Learn everything there is to know about speculative trading | Motilal Oswal

Want to know about speculative trading

Speculative trading is the act of trading stocks in anticipation of their value going up. If the expected increase in value is accurately predicted, the trader will make a profit. If not, the purchase or sale may result in loss, to some extent. The nature of speculative trading is quite risky, but the potential rewards are significant. Some speculative traders may be able to make a fortune from one good prediction, while others may have to suffer losses that can end their trading careers. Read on to know more about speculative trading, how it works, its benefits and so on. 

  • What is Speculative Trading?

Speculative trading is a type of trading that focuses on you making the most of your investments in stocks at an opportune moment. Instead of following regular market cycles, speculative traders come up with their own prediction system and strategies to estimate the rise and fall of stock values. Hence, this is is also known as stock market speculation, as it involves risking your stock market investments for a huge profit.  

  • How Does Speculative Trading Work and how does it differ from investing? 

Generally, traders buy and sell derivatives and employ strategies such as short-selling, and do not possess the stock themselves. 

For example, options allow you to purchase or sell a security at a later date. A call option is a right to buy a security at a later date. Thus, if a speculative trader  expects the price of a stock to go up, they would buy a call option. If their prediction is right, they are able to purchase the stock itself at a lower price and sell at a higher price, netting a profit from the transaction. 

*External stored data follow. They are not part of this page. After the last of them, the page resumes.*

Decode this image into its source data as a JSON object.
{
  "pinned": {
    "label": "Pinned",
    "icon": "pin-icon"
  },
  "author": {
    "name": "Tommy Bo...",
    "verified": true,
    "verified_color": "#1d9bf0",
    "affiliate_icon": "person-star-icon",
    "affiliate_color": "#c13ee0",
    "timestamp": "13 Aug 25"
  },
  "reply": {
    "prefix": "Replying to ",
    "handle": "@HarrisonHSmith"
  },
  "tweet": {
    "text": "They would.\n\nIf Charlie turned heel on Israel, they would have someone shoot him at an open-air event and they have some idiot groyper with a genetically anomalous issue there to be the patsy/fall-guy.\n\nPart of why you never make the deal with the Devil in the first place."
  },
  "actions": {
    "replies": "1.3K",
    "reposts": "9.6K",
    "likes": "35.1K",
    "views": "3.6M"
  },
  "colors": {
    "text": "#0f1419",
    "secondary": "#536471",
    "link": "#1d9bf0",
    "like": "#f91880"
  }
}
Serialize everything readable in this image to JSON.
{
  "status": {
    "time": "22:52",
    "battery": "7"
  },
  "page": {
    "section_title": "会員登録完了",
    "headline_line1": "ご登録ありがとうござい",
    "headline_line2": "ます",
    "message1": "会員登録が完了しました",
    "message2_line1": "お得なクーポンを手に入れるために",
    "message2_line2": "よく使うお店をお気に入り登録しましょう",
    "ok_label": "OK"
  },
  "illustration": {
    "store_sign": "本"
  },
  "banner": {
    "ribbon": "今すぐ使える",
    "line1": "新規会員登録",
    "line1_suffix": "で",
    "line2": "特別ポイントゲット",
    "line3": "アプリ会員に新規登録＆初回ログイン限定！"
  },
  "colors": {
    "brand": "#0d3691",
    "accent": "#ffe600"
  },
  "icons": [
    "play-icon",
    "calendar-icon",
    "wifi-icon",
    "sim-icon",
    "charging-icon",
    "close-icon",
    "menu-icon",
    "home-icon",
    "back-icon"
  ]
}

The key factor in speculative trading is your risk appetite and not your financial condition, as speculative traders also typically use leverage and engage in margin trading. While experience definitely makes a difference when it comes to placing predictions, speculative trading can go either way. In order to execute this effectively, speculators or traders try to find discrepancies in prices, new opportunities for profit, socio-economic events that can affect the market, and other market fluctuations. This requires close attention to factors that can change rapidly in the short term. 

In comparison, investing is done with the goal of getting a reasonable return on capital and is based on fundamental analysis and technical analysis. The risk exposure in investing is much lower than speculative trading, and the investor is usually looking at investing in companies with strong fundamentals, companies that pay regular dividends and companies that are expected to appreciate in value over time in order to secure a decent return. 

  • What are the Benefits and Risks of Speculation?  

Here is a quick look at the pros and cons of speculation in stock market trading

Benefits

Risks

Helps in diversifying your portfolio

Not all traders will strike gold, and the market fluctuations can be unpredictable 

Opportunity for maximizing gains

Losses can be heavy and the likelihood of loss is relatively high

Can garner enough profits to meet all your financial goals

Research is key, but even experts can go wrong

Can help you participate in shaping the future of the economy

Without in-depth knowledge of specific sectors, industries and companies, success is very unlikely

In Summary

While speculative trading may not be every investor’s cup of tea, speculators actually play a very important role in the market. By absorbing risk and boosting liquidity, speculative traders allow others to profit from their research and analysis. However, speculation is a highly time-intensive undertaking and asks for a niche skillset. Relatively easy investment options would be passive index funds, especially those with low fees. This is because they tend to outperform other types of funds over the long term, diluting risk even more than portfolio diversification does.